The European Central Bank will delay an interest rate increase until late 2020, amid slower economic growth, Deutsche Bank is predicting.
The reason, according to the bank, is that the euro region is “slowing rapidly,” a Bloomberg News report indicated. At present, futures markets are predicting March 2020 for the rate rise, namely a 0.1 percentage point hike in the eurozone’s benchmark deposit rate. Slowing external demand is a key part of that, the bank’s economists said.
The rate now sits slightly below zero, at -0.4%, meant to encourage banks to make more loans and stimulate the economy. But the negative rate is an impediment to the profitability of banks in the zone. ECB Chairman Mario Draghi remarked in December that the central bank was “monitoring carefully” how this situation was playing out.
At its January meeting, the ECB left rates unchanged, as expected. It has lowered rates since the 2008 financial crisis, with a brief raise in 2011.
The 19-nation bloc’s economic growth, which had surpassed that of the US in 2016 and 2017, has decelerated lately. Germany, which has the region’s largest economy, reported that its gross domestic product expansion was 1.5% in 2018, down from 2.2% the year before.
This comes amid the Federal Reserve’s steady campaign to raise US short-term rates.
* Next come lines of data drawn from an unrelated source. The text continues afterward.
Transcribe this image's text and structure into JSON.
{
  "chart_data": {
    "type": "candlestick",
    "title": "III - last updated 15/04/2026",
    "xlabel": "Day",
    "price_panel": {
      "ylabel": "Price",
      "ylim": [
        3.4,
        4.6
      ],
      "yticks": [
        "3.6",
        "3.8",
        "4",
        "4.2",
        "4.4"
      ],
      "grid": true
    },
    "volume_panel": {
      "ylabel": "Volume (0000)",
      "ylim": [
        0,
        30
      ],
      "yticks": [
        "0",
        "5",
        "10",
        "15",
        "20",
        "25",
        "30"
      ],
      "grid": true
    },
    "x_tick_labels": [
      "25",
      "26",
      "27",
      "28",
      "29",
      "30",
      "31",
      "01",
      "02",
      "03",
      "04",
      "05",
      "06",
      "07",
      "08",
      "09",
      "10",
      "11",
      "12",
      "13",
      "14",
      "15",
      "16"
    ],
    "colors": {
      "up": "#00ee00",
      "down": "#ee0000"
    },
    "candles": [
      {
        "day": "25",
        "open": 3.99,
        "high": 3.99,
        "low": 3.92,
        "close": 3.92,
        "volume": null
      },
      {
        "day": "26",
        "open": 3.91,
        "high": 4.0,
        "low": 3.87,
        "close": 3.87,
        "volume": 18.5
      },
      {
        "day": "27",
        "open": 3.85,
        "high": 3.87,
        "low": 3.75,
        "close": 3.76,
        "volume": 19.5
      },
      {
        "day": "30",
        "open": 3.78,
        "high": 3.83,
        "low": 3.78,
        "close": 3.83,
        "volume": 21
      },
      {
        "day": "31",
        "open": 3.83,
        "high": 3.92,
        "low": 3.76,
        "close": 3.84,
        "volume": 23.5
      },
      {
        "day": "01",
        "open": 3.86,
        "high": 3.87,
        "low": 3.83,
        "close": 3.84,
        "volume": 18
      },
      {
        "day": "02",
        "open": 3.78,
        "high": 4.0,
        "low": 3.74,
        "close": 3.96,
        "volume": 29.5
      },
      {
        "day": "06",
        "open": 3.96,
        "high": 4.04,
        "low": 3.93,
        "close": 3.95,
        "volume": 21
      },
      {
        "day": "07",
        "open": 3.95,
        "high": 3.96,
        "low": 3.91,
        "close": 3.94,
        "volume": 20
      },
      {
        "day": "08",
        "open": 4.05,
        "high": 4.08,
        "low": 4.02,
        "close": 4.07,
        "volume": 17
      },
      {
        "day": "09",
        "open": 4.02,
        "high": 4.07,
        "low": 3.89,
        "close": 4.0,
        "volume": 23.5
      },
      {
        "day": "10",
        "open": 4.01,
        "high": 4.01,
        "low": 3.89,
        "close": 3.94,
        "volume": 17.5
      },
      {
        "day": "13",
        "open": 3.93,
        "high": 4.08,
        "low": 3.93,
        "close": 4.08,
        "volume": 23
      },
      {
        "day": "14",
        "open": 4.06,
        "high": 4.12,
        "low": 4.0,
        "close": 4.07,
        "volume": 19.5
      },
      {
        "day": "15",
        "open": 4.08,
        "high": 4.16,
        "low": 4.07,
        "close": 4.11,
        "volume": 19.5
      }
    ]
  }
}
Last year, for instance, the Fed increased rates four times, to a current band of 2.25% to 2.5%. As a result, the European common currency has dropped 9.6% over the past 12 months, now sitting at $1.13 per euro.
The ECB in December announced that it was ending another stimulus initiative, its four-year campaign to buy bonds, known as quantitative easing. The central bank has bought some $2.5 trillion in that time.